Sader et al[6] reported the use of fat grafts for stabilizing microvascular pedicles in head and neck reconstruction. They used fat grafts in 52 pedicles of 227 head- and neck-free tissue transfers. They used fat grafts more frequently than we did to prevent kinking or compression. We presume that the use of fat grafts depends mainly on the surgeon's individual experience and preference.

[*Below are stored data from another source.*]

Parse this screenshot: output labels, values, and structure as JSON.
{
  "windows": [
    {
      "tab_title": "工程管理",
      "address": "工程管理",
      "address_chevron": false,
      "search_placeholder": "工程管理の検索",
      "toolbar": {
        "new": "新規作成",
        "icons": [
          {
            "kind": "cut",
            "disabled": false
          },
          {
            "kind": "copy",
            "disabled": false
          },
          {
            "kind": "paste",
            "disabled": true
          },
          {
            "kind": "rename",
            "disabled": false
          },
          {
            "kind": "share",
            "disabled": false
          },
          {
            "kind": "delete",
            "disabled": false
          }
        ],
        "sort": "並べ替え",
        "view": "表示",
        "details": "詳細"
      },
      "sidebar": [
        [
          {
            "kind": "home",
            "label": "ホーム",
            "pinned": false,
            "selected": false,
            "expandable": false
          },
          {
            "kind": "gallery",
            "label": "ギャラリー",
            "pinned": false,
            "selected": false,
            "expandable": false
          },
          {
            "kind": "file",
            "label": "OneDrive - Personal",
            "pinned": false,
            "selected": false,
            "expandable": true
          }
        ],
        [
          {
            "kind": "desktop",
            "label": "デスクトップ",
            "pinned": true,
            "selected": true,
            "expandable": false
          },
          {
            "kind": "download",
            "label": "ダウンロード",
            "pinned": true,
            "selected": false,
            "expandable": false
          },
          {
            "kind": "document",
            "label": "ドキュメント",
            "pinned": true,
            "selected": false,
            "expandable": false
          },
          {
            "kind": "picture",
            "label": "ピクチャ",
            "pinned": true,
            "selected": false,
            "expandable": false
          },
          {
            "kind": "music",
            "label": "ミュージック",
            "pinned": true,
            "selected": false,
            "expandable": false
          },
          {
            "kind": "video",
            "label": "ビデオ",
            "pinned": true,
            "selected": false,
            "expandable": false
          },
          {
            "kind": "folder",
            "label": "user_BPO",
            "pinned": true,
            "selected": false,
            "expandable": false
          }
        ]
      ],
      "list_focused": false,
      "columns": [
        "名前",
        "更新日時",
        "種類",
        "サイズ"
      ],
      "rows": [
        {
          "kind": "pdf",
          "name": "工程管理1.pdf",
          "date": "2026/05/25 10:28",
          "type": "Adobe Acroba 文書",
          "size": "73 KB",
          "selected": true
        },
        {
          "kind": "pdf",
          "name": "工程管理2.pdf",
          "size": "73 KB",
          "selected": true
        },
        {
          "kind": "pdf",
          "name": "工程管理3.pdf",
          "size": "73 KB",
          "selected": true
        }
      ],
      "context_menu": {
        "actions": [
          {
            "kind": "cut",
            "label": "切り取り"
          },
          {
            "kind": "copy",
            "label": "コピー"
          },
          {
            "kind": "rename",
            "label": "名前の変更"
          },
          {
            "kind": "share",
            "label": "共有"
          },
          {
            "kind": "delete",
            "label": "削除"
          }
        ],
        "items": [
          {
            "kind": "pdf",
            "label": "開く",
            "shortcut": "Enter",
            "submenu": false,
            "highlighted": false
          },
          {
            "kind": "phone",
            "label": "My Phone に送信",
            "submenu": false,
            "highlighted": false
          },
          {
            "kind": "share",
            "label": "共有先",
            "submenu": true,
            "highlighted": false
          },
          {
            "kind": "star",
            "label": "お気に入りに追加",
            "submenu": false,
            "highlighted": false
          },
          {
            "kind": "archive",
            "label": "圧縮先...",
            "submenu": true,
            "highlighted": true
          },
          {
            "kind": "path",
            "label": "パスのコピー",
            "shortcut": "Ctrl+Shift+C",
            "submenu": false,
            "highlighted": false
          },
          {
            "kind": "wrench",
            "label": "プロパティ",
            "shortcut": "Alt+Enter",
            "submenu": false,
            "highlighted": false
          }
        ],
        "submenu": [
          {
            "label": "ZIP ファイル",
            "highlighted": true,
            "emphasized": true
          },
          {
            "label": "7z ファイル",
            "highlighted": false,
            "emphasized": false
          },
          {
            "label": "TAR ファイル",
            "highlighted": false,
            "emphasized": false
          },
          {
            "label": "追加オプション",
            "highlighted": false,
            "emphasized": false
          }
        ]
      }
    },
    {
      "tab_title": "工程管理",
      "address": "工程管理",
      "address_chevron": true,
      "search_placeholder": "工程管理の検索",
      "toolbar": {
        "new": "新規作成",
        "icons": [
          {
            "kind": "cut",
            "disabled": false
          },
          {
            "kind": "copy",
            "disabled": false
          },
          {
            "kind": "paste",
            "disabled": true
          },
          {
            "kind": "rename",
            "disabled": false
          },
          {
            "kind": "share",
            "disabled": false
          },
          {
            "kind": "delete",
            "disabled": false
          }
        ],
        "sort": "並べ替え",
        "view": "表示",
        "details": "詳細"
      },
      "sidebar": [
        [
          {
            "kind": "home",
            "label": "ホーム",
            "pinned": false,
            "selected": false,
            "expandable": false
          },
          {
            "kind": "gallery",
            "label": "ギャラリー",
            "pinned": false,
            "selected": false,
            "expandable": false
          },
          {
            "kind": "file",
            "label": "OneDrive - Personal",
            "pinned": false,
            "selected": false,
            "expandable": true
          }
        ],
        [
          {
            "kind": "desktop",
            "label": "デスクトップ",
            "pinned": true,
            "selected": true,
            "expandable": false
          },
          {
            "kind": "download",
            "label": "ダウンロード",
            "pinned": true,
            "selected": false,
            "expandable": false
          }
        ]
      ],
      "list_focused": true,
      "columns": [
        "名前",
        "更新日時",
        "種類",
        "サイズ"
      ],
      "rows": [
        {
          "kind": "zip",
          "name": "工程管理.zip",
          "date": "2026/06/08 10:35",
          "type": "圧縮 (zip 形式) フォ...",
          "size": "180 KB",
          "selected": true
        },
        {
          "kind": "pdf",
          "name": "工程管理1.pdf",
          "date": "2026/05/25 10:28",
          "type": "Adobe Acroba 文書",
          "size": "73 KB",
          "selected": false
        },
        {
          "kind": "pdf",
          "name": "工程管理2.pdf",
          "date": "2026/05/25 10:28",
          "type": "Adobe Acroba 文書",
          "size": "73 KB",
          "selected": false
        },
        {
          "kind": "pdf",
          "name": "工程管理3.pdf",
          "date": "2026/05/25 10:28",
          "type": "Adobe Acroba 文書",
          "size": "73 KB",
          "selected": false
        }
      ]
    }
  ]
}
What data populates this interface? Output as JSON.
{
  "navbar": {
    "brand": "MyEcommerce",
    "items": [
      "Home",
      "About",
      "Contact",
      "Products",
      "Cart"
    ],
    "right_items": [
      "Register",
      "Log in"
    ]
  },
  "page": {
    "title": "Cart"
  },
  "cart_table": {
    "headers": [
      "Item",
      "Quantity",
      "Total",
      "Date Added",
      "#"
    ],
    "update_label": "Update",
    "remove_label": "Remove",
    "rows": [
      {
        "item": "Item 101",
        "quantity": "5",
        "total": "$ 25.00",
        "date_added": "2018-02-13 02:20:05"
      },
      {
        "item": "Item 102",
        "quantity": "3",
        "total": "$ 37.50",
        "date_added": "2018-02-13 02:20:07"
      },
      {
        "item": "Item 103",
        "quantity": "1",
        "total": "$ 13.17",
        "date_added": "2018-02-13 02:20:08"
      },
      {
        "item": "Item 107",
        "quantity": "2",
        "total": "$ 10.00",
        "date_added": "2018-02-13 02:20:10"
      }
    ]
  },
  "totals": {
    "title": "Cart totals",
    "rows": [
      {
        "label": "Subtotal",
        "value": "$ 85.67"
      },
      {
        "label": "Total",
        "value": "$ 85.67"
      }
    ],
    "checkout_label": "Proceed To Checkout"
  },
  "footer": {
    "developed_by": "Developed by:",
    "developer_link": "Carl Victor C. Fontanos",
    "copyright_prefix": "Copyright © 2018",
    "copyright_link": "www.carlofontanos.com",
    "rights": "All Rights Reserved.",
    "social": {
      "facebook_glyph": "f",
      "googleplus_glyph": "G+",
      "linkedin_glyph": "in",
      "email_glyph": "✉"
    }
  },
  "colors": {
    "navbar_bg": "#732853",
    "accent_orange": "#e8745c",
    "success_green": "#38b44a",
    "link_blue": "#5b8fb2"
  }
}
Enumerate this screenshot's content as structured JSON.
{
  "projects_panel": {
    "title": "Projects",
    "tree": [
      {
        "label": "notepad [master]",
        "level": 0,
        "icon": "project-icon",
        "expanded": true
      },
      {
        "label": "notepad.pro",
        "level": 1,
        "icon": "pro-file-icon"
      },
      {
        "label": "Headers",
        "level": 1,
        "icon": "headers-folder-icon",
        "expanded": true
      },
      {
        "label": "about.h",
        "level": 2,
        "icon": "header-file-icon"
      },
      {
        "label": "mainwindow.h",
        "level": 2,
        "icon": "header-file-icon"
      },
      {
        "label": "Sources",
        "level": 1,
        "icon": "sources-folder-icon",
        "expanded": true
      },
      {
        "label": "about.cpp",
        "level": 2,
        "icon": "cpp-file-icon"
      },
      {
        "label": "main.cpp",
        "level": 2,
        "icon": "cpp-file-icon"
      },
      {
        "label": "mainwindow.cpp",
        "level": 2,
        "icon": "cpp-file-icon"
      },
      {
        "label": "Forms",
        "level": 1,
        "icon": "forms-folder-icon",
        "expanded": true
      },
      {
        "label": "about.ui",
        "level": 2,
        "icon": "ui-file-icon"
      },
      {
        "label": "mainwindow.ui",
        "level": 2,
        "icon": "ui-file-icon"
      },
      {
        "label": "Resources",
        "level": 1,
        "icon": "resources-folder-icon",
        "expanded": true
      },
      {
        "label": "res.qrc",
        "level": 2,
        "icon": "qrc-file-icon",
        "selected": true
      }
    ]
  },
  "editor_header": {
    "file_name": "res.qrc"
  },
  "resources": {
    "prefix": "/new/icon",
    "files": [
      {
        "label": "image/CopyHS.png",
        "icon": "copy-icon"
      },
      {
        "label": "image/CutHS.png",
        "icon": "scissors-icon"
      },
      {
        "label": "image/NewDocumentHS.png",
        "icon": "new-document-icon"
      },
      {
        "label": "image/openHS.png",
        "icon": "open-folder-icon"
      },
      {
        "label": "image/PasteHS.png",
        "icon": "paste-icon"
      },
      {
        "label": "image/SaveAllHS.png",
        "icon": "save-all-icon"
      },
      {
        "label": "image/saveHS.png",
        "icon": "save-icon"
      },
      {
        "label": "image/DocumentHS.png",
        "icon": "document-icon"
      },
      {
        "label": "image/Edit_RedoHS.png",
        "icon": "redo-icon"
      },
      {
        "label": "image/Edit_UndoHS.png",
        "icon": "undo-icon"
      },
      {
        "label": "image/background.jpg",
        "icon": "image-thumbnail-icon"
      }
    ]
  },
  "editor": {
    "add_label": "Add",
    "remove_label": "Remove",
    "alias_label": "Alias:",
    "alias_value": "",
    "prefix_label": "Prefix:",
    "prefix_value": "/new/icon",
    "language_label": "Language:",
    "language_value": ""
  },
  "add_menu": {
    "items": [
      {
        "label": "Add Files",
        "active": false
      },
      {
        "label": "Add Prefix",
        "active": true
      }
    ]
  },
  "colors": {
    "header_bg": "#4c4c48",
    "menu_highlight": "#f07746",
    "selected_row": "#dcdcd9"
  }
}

It is more likely that a fat graft will be used at the superior thyroid artery in the tongue or oral cavity reconstruction. In these patients, we selected the superior thyroid artery as the recipient artery, when the sternocleidomastoid that would be an obstacle to microanastomosis was preserved after neck dissection. The superior thyroid artery emerges from the external carotid artery and runs down to the thyroid. When the superior thyroid artery is selected as the recipient artery, the direction of the artery should be changed to be cephalad in tongue or oral cavity reconstruction. Despite appropriate care, making an ideal curve of the pedicle is sometimes difficult after microanastomosis, and a fat graft can be used to arrange pedicle geometry to prevent kinking.
There were no significant differences in fat grafts in venous anastomosis because we could perform venous microanastomosis on a favorable part of the internal jugular vein between the clavicles and the lower border of the mandible, irrespective of the type of recipient artery. However, the distance between the defect and the internal jugular vein is short for the pedicle length of a free flap. Microanastomosis must be performed in a narrow space when the sternocleidomastoid muscle is preserved after neck dissection. This sometimes leads to the flap vein and the internal jugular vein making unfavorable angles. In these cases, we usually place the fat graft between the flap vein and the internal jugular vein to create a proper angle.
Conclusion
An analysis of our use of fat grafts to stabilize microvascular pedicle geometry in head and neck reconstruction was presented. Microsurgeons should consider the use of fat grafts based on the situation. This may support microsurgeons when they face unexpected pedicle geometry after microanastomosis.